Mais de 100 contratos para a firma
No período de dois anos e seis meses, a Seduc registrou 107 empenhos (primeira fase do pagamento) de contratos firmados sem processo licitatório com a L O Engenharia, empresa que tem entre seus responsáveis, Luiz Lúcio Henrique. Até junho deste ano, foram pagos R$ 1,1 milhão à empresa. Os valores dos contratos variam entre R$ 2,4 mil a R$ 14,9 mil segundo dados do portal Transparência do Governo do Estado.

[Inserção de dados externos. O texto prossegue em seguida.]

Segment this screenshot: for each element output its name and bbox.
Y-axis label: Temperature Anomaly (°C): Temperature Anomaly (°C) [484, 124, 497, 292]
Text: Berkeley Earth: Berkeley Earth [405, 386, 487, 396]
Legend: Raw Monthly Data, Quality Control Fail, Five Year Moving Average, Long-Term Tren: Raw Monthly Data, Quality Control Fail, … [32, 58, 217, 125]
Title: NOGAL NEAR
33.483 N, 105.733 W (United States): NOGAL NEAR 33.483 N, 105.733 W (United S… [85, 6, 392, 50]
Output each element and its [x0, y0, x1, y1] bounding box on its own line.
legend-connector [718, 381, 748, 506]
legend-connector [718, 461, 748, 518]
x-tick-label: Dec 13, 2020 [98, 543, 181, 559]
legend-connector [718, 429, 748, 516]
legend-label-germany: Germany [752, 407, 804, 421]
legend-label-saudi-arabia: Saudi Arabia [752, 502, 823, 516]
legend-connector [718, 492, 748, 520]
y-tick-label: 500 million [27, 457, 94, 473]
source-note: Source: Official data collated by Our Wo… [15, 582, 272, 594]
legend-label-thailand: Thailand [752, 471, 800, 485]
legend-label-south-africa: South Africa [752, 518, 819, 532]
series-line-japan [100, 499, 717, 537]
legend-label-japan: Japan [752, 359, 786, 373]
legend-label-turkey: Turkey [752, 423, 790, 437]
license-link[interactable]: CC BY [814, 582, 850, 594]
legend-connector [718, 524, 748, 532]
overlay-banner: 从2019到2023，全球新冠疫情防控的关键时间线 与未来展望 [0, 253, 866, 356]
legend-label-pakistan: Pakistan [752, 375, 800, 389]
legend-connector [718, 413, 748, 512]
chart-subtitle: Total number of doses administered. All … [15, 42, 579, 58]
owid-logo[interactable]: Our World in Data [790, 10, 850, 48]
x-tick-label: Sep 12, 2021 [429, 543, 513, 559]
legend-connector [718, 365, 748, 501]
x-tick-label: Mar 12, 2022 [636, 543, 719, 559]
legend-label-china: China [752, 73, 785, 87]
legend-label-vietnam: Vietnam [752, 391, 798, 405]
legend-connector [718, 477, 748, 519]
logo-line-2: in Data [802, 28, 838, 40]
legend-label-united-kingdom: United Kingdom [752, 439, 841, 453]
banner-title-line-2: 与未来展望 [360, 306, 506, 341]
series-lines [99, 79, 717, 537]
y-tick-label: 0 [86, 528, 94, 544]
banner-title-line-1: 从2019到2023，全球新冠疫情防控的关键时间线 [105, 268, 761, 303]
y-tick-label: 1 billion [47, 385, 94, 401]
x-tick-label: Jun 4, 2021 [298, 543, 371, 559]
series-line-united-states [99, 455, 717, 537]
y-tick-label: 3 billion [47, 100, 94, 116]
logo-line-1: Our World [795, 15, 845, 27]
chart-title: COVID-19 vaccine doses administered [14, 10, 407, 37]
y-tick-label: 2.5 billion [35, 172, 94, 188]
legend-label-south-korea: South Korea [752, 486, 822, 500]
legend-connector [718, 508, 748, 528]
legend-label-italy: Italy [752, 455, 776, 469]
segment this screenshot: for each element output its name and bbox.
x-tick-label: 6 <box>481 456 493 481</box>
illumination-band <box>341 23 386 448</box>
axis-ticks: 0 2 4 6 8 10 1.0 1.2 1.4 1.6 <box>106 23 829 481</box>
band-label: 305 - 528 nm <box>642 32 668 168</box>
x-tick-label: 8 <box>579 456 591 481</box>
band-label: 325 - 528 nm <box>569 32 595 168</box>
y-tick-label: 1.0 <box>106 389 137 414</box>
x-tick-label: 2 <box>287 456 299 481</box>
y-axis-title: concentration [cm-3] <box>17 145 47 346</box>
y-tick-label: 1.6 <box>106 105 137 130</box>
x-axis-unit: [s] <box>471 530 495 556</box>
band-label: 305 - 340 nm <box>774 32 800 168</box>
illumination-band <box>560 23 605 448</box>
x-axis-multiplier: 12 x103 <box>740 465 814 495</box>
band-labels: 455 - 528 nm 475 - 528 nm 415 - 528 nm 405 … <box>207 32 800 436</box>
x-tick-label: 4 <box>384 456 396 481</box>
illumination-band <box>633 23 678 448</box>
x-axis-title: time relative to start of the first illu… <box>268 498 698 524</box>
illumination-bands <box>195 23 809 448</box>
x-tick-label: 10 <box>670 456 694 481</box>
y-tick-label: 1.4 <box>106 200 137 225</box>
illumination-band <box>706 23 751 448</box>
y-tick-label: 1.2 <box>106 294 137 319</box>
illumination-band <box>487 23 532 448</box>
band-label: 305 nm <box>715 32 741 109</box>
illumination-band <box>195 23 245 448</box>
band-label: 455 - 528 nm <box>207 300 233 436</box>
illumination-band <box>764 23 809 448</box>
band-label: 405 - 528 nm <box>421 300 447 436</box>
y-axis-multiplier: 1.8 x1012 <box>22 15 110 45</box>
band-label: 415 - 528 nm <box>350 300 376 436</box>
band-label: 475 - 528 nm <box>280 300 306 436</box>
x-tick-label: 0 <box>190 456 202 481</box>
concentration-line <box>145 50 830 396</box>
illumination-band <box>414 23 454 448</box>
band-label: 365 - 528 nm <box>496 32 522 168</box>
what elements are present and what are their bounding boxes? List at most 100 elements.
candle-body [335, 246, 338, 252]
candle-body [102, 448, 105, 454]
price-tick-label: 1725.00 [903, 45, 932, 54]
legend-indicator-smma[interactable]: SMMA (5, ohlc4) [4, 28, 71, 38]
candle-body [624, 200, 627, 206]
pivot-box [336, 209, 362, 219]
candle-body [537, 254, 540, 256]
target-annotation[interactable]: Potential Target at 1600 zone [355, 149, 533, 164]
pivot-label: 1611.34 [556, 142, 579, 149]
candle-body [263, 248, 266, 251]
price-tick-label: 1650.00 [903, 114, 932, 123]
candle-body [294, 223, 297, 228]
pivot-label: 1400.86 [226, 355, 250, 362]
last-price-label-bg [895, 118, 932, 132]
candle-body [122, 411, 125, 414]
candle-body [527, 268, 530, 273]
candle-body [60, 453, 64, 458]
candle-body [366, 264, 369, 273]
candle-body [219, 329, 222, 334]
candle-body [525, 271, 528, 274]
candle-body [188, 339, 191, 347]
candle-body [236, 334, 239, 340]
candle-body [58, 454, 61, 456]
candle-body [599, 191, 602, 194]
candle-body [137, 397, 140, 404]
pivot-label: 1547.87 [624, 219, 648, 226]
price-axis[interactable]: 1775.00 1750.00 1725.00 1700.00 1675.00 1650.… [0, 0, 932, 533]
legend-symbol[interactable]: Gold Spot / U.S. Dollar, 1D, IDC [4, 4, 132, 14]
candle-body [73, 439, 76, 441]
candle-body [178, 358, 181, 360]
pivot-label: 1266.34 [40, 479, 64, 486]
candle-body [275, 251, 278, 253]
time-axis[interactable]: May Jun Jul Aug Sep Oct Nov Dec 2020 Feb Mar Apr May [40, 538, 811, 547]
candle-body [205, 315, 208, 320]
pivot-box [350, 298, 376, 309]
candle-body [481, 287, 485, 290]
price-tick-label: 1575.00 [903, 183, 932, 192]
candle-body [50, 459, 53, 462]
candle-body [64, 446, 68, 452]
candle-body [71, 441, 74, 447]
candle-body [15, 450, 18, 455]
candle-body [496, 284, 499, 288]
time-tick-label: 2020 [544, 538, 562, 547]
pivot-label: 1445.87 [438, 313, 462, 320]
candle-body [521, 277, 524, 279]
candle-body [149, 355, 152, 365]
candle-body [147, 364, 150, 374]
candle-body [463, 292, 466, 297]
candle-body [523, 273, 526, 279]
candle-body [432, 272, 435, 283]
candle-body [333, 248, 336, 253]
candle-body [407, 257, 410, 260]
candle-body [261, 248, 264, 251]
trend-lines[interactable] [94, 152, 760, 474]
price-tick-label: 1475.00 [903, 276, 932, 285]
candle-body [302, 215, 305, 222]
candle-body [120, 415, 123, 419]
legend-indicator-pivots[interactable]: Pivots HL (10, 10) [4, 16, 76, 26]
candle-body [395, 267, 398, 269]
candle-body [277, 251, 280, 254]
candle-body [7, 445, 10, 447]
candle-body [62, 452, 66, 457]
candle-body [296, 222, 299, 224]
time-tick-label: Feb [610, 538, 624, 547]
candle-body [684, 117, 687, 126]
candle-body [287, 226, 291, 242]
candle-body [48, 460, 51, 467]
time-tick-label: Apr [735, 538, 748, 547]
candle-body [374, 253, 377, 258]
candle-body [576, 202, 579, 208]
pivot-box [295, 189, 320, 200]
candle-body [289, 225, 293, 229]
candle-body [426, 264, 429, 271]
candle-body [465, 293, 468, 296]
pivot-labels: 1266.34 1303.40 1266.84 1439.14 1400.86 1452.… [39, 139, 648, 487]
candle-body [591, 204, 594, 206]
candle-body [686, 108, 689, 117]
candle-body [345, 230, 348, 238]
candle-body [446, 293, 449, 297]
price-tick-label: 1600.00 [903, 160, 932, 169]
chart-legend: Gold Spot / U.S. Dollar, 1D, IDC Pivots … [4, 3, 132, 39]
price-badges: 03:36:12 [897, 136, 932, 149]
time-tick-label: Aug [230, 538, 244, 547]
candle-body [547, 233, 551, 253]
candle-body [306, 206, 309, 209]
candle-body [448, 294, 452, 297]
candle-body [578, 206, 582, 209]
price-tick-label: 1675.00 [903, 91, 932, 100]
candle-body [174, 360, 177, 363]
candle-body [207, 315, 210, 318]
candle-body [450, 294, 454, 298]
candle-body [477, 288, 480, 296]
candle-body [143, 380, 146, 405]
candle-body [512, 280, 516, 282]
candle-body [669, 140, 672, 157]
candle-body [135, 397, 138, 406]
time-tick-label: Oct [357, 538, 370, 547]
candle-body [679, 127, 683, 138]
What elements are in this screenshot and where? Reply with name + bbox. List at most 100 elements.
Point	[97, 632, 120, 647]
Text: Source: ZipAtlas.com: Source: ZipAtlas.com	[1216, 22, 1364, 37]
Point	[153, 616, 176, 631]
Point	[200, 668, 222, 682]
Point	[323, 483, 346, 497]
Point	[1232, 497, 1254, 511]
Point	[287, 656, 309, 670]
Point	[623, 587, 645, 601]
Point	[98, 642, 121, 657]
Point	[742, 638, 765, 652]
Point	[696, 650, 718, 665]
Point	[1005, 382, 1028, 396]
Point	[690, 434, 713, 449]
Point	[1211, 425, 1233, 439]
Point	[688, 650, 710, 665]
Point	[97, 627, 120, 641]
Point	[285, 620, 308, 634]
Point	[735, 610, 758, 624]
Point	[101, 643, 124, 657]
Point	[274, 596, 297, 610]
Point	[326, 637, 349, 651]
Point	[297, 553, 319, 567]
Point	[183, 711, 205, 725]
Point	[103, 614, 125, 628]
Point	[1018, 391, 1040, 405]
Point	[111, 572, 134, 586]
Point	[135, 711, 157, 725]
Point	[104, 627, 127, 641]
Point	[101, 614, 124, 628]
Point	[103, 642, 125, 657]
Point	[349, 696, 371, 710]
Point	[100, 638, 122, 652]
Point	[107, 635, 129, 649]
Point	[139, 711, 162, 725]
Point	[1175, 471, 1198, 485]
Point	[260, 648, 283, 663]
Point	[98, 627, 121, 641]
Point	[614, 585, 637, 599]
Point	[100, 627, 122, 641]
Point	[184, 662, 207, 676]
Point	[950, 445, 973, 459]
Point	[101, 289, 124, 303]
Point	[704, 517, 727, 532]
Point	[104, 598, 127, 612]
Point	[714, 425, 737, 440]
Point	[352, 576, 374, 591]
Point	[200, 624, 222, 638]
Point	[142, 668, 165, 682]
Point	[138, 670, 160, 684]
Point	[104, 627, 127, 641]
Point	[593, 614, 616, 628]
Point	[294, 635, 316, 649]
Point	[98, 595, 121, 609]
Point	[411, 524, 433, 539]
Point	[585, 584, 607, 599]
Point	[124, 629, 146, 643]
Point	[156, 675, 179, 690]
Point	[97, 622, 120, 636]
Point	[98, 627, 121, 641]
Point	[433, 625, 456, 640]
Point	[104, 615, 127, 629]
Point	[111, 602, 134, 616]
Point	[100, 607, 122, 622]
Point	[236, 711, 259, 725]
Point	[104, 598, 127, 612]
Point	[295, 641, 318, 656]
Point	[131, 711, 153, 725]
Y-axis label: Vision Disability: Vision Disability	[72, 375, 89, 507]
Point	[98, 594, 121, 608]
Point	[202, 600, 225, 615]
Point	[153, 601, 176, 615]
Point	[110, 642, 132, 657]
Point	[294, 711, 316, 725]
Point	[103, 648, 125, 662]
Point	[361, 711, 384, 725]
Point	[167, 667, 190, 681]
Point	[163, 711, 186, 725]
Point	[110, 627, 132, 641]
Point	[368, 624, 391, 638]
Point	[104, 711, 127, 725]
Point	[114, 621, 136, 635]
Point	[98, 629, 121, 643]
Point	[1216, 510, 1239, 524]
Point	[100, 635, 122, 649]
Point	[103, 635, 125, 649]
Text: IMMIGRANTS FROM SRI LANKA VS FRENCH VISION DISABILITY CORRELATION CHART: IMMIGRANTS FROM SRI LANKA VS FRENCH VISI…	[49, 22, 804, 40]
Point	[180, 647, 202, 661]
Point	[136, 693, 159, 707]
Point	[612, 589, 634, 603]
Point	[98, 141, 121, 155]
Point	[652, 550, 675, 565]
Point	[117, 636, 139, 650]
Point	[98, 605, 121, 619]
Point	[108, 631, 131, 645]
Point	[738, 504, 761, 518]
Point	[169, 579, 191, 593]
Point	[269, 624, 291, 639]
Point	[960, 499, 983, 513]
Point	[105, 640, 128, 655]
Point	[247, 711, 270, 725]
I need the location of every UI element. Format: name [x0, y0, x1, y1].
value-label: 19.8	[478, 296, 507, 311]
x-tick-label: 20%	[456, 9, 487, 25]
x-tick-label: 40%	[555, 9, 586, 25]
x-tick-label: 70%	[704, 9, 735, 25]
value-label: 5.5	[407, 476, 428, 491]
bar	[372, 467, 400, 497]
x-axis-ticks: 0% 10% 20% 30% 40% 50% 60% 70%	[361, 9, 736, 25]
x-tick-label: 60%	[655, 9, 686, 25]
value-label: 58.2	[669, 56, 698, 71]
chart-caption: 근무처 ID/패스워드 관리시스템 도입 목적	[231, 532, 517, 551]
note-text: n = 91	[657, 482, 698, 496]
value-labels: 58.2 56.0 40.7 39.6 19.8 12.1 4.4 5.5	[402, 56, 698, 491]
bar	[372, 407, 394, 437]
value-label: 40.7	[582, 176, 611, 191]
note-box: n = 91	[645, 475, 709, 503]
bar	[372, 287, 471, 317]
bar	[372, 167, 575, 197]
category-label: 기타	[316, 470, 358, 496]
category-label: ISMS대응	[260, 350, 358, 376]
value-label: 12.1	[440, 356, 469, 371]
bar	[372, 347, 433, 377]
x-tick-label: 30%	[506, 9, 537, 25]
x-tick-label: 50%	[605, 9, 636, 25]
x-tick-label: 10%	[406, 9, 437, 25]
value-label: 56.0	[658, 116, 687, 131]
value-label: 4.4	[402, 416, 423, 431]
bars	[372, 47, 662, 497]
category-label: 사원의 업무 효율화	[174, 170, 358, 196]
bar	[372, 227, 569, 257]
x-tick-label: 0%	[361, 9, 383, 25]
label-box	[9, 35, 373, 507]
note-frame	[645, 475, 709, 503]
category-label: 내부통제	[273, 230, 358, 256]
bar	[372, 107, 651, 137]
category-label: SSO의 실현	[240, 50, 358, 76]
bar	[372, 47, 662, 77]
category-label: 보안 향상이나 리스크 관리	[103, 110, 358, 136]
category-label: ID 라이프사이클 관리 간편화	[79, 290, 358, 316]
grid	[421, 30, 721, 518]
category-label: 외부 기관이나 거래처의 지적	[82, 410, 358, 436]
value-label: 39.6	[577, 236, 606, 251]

 Em 2010, a empresa do marido da secretaria interina Sirlei Henrique recebeu R$ 375,3 mil. No ano passado, o faturamento oriundo de contratos com autorizados pela secretaria executiva somaram R$ 624,4 mil. Este ano já foram pagos 157,6 mil à firma de um total de serviços empenhados de R$ 229,1 mil. A legislação libera o processo licitatório de obras de engenharia de até R$ 15 mil. E para compras de, no máximo, R$ 8 mil. O que deveria ser exceção, a dispensa do processo licitatório, virou prática corrente na Secretaria de Educação.

Esquema
Funcionários da Seduc, que pediram sigilo da fonte, denunciaram ao A CRÍTICA que Camila Henrique, filha da secretária interina, Sirlei Henrique, atua no departamento de Logística do órgão sem ter vínculo empregatício com a secretaria.

Saiba mais
Cargo provisório Sirlei Alves Henrique é secretária executiva da Seduc desde 2008. Atua como ordenadora de despesas. Tem o poder de autorizar a contratação de obras para a pasta. Na quarta-feira, assumiu interinamente o comando da secretária no lugar de Gedeão Amorim. Ele perdeu o posto, no mesmo dia, sob suspeita de usar o órgão para favorecer aliados políticos. No dia anterior, a rádio CBN havia denunciado que Gedeão estava fazendo reuniões com subalternos angariando apoio ao candidato a vereador Everaldo Farias (PV).